While our primary focus was budgetary, we also passed two Senate bills aimed at helping Oregonians who have been waiting weeks and months for their unemployment insurance benefits.

SB 1701: Raises the cap on how much a worker can earn before their earning affects their unemployment insurance benefit amount. Currently the cap is tied to either 10 times the minimum wage, or a third of the individual's total benefit amount. The benefit is lowered dollar for dollar for money earned over the cap. SB 1701 raises the cap to a flat $300.

SB 1703: Allows the Department of Revenue to share income-related information with the Employment department to expedite confirmation of income and benefits determinations for those who qualify for the Pandemic Unemployment Assistance Program. PUA payments are for those who are self-employed, do gig work, or are contractors who have lost their jobs and wages but do not typically qualify for unemployment benefits.

I was happy to support these bills that will help the thousands of workers who have been struggling to get the unemployment benefits they have earned and are due.

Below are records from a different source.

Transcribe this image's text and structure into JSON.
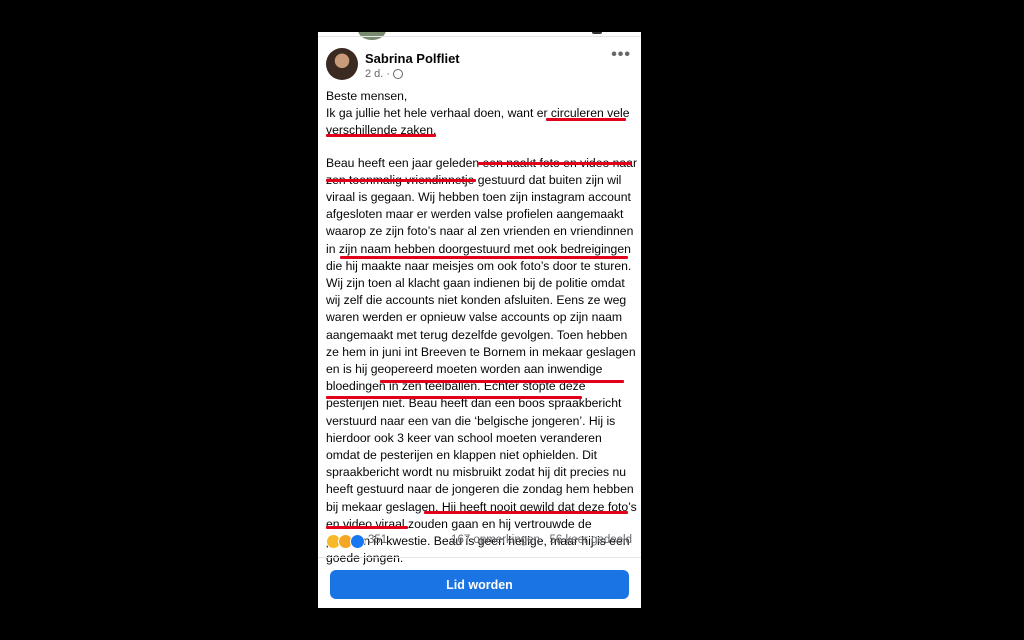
{
  "post": {
    "author": "Sabrina Polfliet",
    "time": "2 d.",
    "more": "•••",
    "greeting": "Beste mensen,",
    "intro": "Ik ga jullie het hele verhaal doen, want  er circuleren vele verschillende zaken.",
    "body": "Beau heeft een jaar geleden een naakt foto en video naar zen toenmalig vriendinnetje gestuurd dat buiten zijn wil viraal is gegaan. Wij hebben toen zijn instagram account afgesloten maar er werden valse profielen aangemaakt waarop ze zijn foto’s naar al zen vrienden en vriendinnen in zijn naam hebben doorgestuurd met ook bedreigingen die hij maakte naar meisjes om ook foto’s door te sturen. Wij zijn toen al klacht gaan indienen bij de politie omdat wij zelf die accounts niet konden afsluiten. Eens ze weg waren werden er opnieuw valse accounts op zijn naam aangemaakt met terug dezelfde gevolgen. Toen hebben ze hem in juni int Breeven te Bornem in mekaar geslagen en is hij geopereerd moeten worden aan inwendige bloedingen in zen teelballen. Echter stopte deze pesterijen niet. Beau heeft dan een boos spraakbericht verstuurd naar een van die ‘belgische jongeren’. Hij is hierdoor ook 3 keer van school moeten veranderen omdat de pesterijen en klappen niet ophielden. Dit spraakbericht wordt nu misbruikt zodat hij dit precies nu heeft gestuurd naar de jongeren die zondag hem hebben bij mekaar geslagen. Hij heeft nooit gewild dat deze foto’s en video viraal zouden gaan en hij vertrouwde de persoon in kwestie. Beau is geen heilige, maar hij is een goede jongen."
  },
  "stats": {
    "reactions": "351",
    "comments": "167 opmerkingen",
    "shares": "56 keer gedeeld"
  },
  "join_button": "Lid worden",
  "colors": {
    "underline": "#e2001a",
    "button": "#1b74e4"
  }
}
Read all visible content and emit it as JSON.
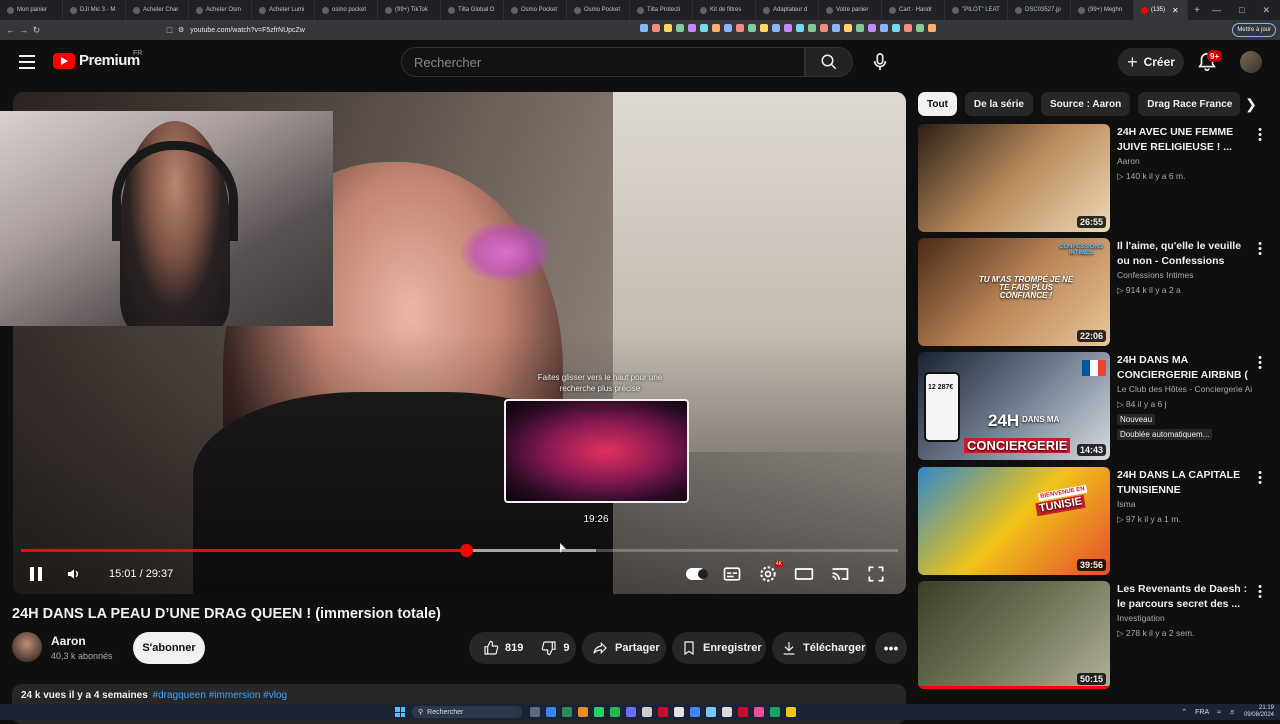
{
  "browser": {
    "tabs": [
      {
        "label": "Mon panier"
      },
      {
        "label": "DJI Mic 3 - M"
      },
      {
        "label": "Acheter Char"
      },
      {
        "label": "Acheter Osm"
      },
      {
        "label": "Acheter Lumi"
      },
      {
        "label": "osmo pocket"
      },
      {
        "label": "(99+) TikTok"
      },
      {
        "label": "Tilta Global O"
      },
      {
        "label": "Osmo Pocket"
      },
      {
        "label": "Osmo Pocket"
      },
      {
        "label": "Tilta Protecti"
      },
      {
        "label": "Kit de filtres"
      },
      {
        "label": "Adaptateur d"
      },
      {
        "label": "Votre panier"
      },
      {
        "label": "Cart - Handr"
      },
      {
        "label": "\"PILOT\" LEAT"
      },
      {
        "label": "DSC03527.jp"
      },
      {
        "label": "(99+) Meghn"
      }
    ],
    "active_tab": {
      "label": "(135)"
    },
    "url": "youtube.com/watch?v=F5zfrNUpcZw",
    "update_button": "Mettre à jour"
  },
  "header": {
    "logo_text": "Premium",
    "logo_region": "FR",
    "search_placeholder": "Rechercher",
    "create_label": "Créer",
    "notif_badge": "9+"
  },
  "player": {
    "current_time": "15:01",
    "duration": "29:37",
    "time_display": "15:01 / 29:37",
    "progress_fraction": 0.507,
    "buffer_fraction": 0.656,
    "seek_hint": "Faites glisser vers le haut pour une recherche plus précise",
    "preview_time": "19:26"
  },
  "video": {
    "title": "24H DANS LA PEAU D’UNE DRAG QUEEN ! (immersion totale)",
    "channel": "Aaron",
    "subscribers": "40,3 k abonnés",
    "subscribe_label": "S'abonner",
    "likes": "819",
    "dislikes": "9",
    "share_label": "Partager",
    "save_label": "Enregistrer",
    "download_label": "Télécharger",
    "views_date": "24 k vues  il y a 4 semaines",
    "hashtags": "#dragqueen #immersion #vlog"
  },
  "chips": [
    "Tout",
    "De la série",
    "Source : Aaron",
    "Drag Race France"
  ],
  "recommendations": [
    {
      "title": "24H AVEC UNE FEMME JUIVE RELIGIEUSE ! ...",
      "channel": "Aaron",
      "meta": "140 k  il y a 6 m.",
      "duration": "26:55",
      "colors": [
        "#2b1e17",
        "#b7895b",
        "#f0d9b5"
      ]
    },
    {
      "title": "Il l'aime, qu'elle le veuille ou non - Confessions Intimes",
      "channel": "Confessions Intimes",
      "meta": "914 k  il y a 2 a",
      "duration": "22:06",
      "colors": [
        "#4a2a16",
        "#b98457",
        "#e9c79a"
      ],
      "overlay_text": "TU M'AS TROMPÉ JE NE TE FAIS PLUS CONFIANCE !",
      "overlay_brand": "CONFESSIONS INTIMES"
    },
    {
      "title": "24H DANS MA CONCIERGERIE AIRBNB ( ...",
      "channel": "Le Club des Hôtes - Conciergerie Air...",
      "meta": "84  il y a 6 j",
      "duration": "14:43",
      "badge_new": "Nouveau",
      "badge_dub": "Doublée automatiquem...",
      "colors": [
        "#1a2230",
        "#6f7c8d",
        "#d7dbe3"
      ],
      "overlay_text": "24H",
      "overlay_sub": "DANS MA",
      "overlay_big": "CONCIERGERIE",
      "overlay_phone": "12 287€"
    },
    {
      "title": "24H DANS LA CAPITALE TUNISIENNE",
      "channel": "Isma",
      "meta": "97 k  il y a 1 m.",
      "duration": "39:56",
      "colors": [
        "#2f87c8",
        "#f0c419",
        "#e44c2c"
      ],
      "overlay_text": "BIENVENUE EN",
      "overlay_big": "TUNISIE"
    },
    {
      "title": "Les Revenants de Daesh : le parcours secret des ...",
      "channel": "Investigation",
      "meta": "278 k  il y a 2 sem.",
      "duration": "50:15",
      "watched_fraction": 1.0,
      "colors": [
        "#3a3f2c",
        "#6f7455",
        "#b2b09a"
      ]
    }
  ],
  "taskbar": {
    "search_label": "Rechercher",
    "lang": "FRA",
    "time": "21:19",
    "date": "09/08/2024"
  }
}
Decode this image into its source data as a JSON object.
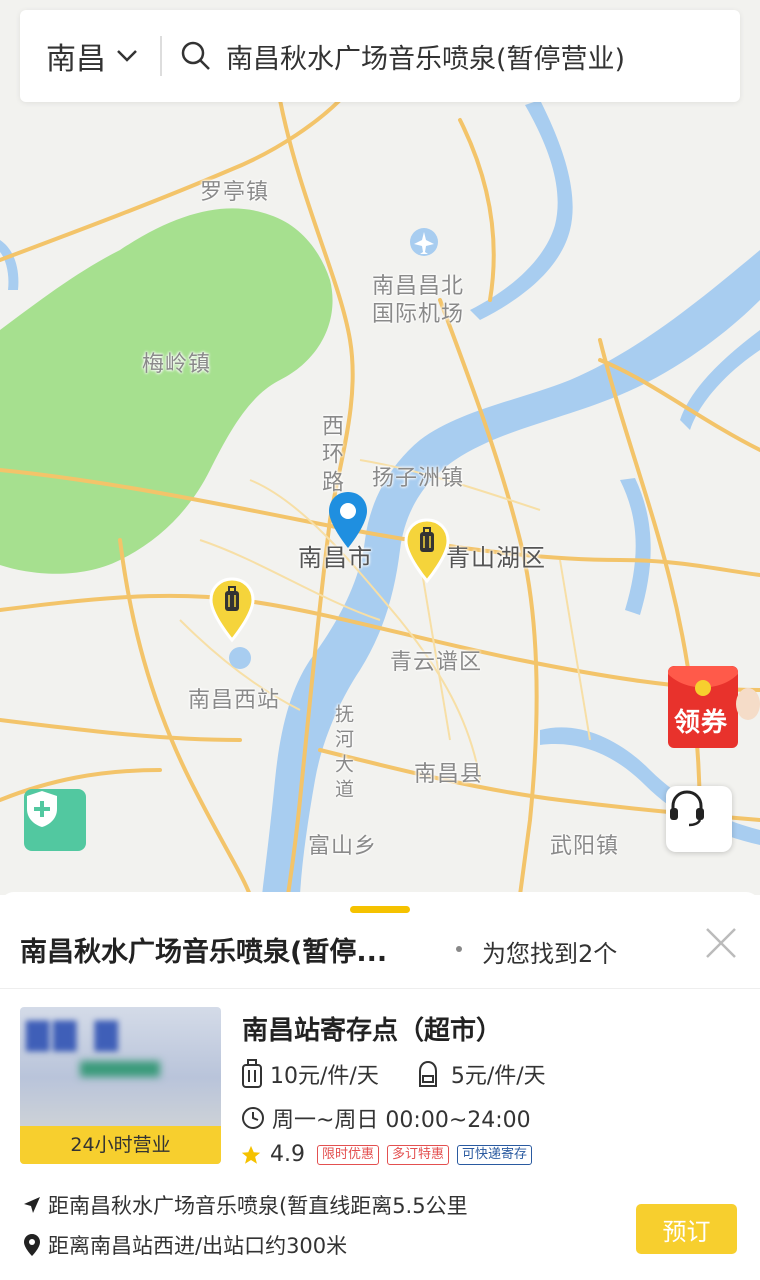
{
  "search": {
    "city": "南昌",
    "query": "南昌秋水广场音乐喷泉(暂停营业)"
  },
  "map": {
    "labels": {
      "luoting": "罗亭镇",
      "meiling": "梅岭镇",
      "airport_l1": "南昌昌北",
      "airport_l2": "国际机场",
      "xihuan": "西环路",
      "yangzizhou": "扬子洲镇",
      "nanchang_city": "南昌市",
      "qingshanhu": "青山湖区",
      "qingyunpu": "青云谱区",
      "west_station": "南昌西站",
      "nanchang_county": "南昌县",
      "fuhe": "抚河大道",
      "fushan": "富山乡",
      "wuyang": "武阳镇"
    },
    "coupon_label": "领券"
  },
  "sheet": {
    "title": "南昌秋水广场音乐喷泉(暂停...",
    "result_text": "为您找到2个",
    "item": {
      "badge": "24小时营业",
      "name": "南昌站寄存点（超市）",
      "price_luggage": "10元/件/天",
      "price_backpack": "5元/件/天",
      "hours": "周一~周日 00:00~24:00",
      "rating": "4.9",
      "tags": [
        "限时优惠",
        "多订特惠",
        "可快递寄存"
      ],
      "distance": "距南昌秋水广场音乐喷泉(暂直线距离5.5公里",
      "address": "距离南昌站西进/出站口约300米",
      "book_label": "预订"
    }
  },
  "colors": {
    "accent": "#f7cf2e",
    "pin_blue": "#1f8fe0",
    "river": "#a8cdf0",
    "park": "#9fdc8a",
    "road": "#f3c46a"
  }
}
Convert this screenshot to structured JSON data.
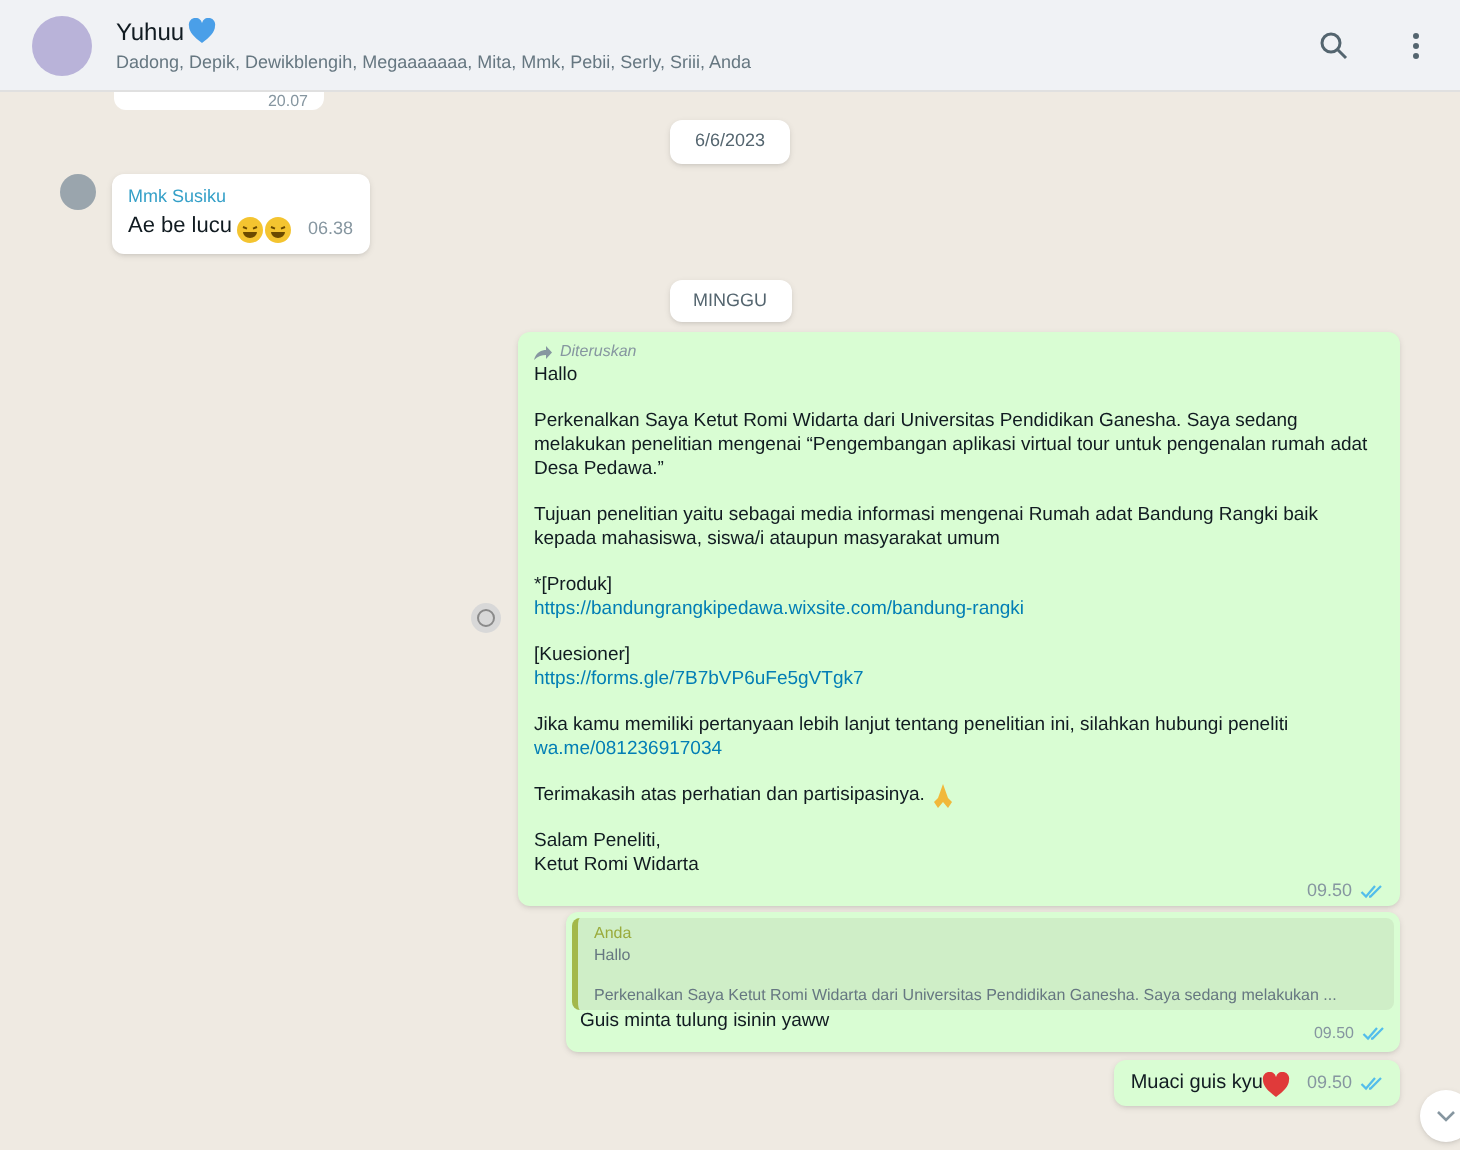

Another policy issue we took up during the day-long second Special Session is the issue of limiting police use of deadly force and barring most usage of chokeholds. This measure easily passed the House floor vote, with bipartisan agreement that the change is meant to increase professionalism in law enforcement and to bring Oregon up to the standards reflected in U.S Supreme Court rulings from the 1980s.

The COVID-19 pandemic restrictions required that the Capitol remains closed to the public, but I believe we missed the opportunity to do more to allow public participation. The budget is balanced, and the one-day second Special Session has been described as "whirlwind," but legislators are elected to do the work of our constituents, and public access and testimony — even when done remotely — is an important tenet of our democracy.